PPATK Endus Aliran Uang Miliaran Rupiah dari Australia Untuk Pendanaan Teroris
Ada dana sekitar 500 ribu dollar Amerika Serikat (AS) atau lebih dari Rp 6,8 miliar masuk dari Australia ke Indonesia.
Editor: Adi Suhendi
Laporan Wartawan Tribunnews.com, Nurmulia Rekso Purnomo
TRIBUNNEWS.COM, JAKARTA - Ada dana sekitar 500 ribu dollar Amerika Serikat (AS) atau lebih dari Rp 6,8 miliar masuk dari Australia ke Indonesia.
Dana sebesar tersebut diduga digunakan untuk mendanai jaringan terorisme.
Kepala Pusat Pelaporan dan Analisis Transaksi Keuangan (PPATK) Muhammad Yusuf mengatakan pihaknya mengendus dana tersebut dikumpulkan sejumlah yayasan di negeri Kangguru tersebut.
Setelah terkumpul, kemudian dikirimkan ke sejumlah yayasan di Indonesia.
"Kita temukan seseorang inisial L dari Australia, mungkin kampanyenya untuk sumbangan amal, ternyata mengalir ke yayasan di Indonesia dan yang punya (sekarang sudah) tewas di Suriah," kata Yusuf dalam jumpa persnya di kantor PPATK, Jakarta, Senin (28/12/2015),
Yusuf menjelaskan uang yang dikirimkan dari Australia ke Indonesia tersebut belum seluruhnya bisa dibuktikan akan digunakan untuk kepentingan aksi terorisme.
Namun warga negara Australia berinisial L adalah seseorang yang dianggap berbahaya di Australia.
"Kalau kita lihat sumber pendanaannya ada dari hibah, infaq, fa'i, atau rampasan perang, dan kriminal," ujarnya.
Dana dari Australia tersebut terlacak bersamaan dengan sekitar dua belas transaksi lainnya di Indonesia.

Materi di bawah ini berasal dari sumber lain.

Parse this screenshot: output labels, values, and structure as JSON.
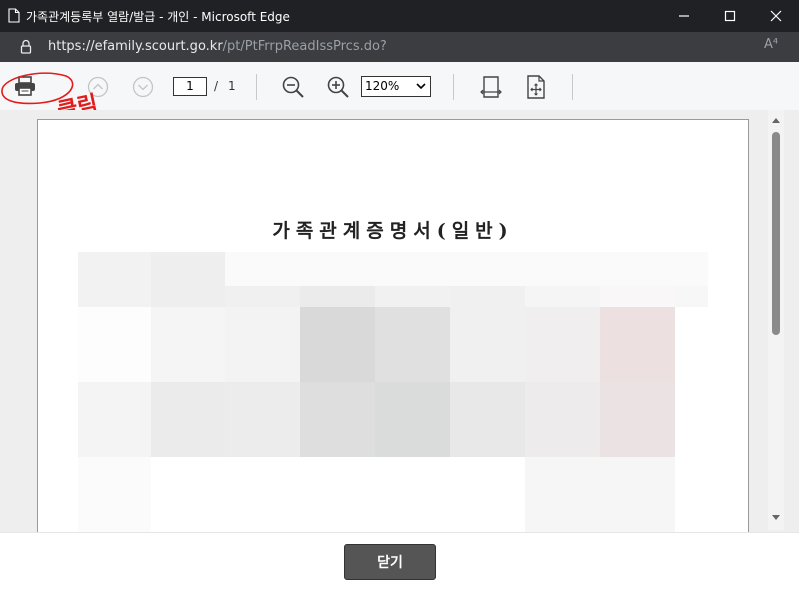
{
  "window": {
    "title": "가족관계등록부 열람/발급 - 개인 - Microsoft Edge",
    "icons": [
      "document-icon",
      "minimize-icon",
      "maximize-icon",
      "close-icon"
    ]
  },
  "address_bar": {
    "url_host": "https://efamily.scourt.go.kr",
    "url_path": "/pt/PtFrrpReadIssPrcs.do?",
    "icons": [
      "lock-icon",
      "read-aloud-icon"
    ],
    "read_aloud_glyph": "A⁴"
  },
  "toolbar": {
    "current_page": "1",
    "page_separator": "/",
    "total_pages": "1",
    "zoom_level": "120%",
    "icons": [
      "print-icon",
      "previous-page-icon",
      "next-page-icon",
      "zoom-out-icon",
      "zoom-in-icon",
      "fit-width-icon",
      "fit-page-icon"
    ]
  },
  "annotation": {
    "text": "클릭",
    "color": "#e21b1b"
  },
  "document": {
    "title": "가족관계증명서(일반)",
    "content_state": "pixelated"
  },
  "footer": {
    "close_label": "닫기"
  },
  "colors": {
    "titlebar_bg": "#202124",
    "addressbar_bg": "#3b3d40",
    "toolbar_bg": "#f6f7f9",
    "viewer_bg": "#eeeeee",
    "close_button_bg": "#555555"
  }
}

Pelacakan tersebut dilakukan atas perintah PBB, terkait rekening-rekening para anggota Al Qaida atau Al Qaeda Section List (AQSL).
Wakil Kepala PPATK, Agus Santoso, mengatakan pihaknya tidak bisa menyimpulkan apakah transaksi yang diendus PPATK, ada kaitannya dengan gerakan Islamic State of Iraq and Syria (ISIS).
Menurutnya, hal tersebut hanya bisa disimpulkan penegak hukum.
Ia menjelaskan, bahwa uang dari Australia umumnya digunakan untuk mendanai empat hal.
Diantaranya untuk membeli senjata di Filipina, mengumpulkan pendukung, menyantuni keluarga pelaku teror yang tewas, dan mendanai biaya latihan.
"Itu pada umumnya yang digunakan para pelaku teror," ucapnya.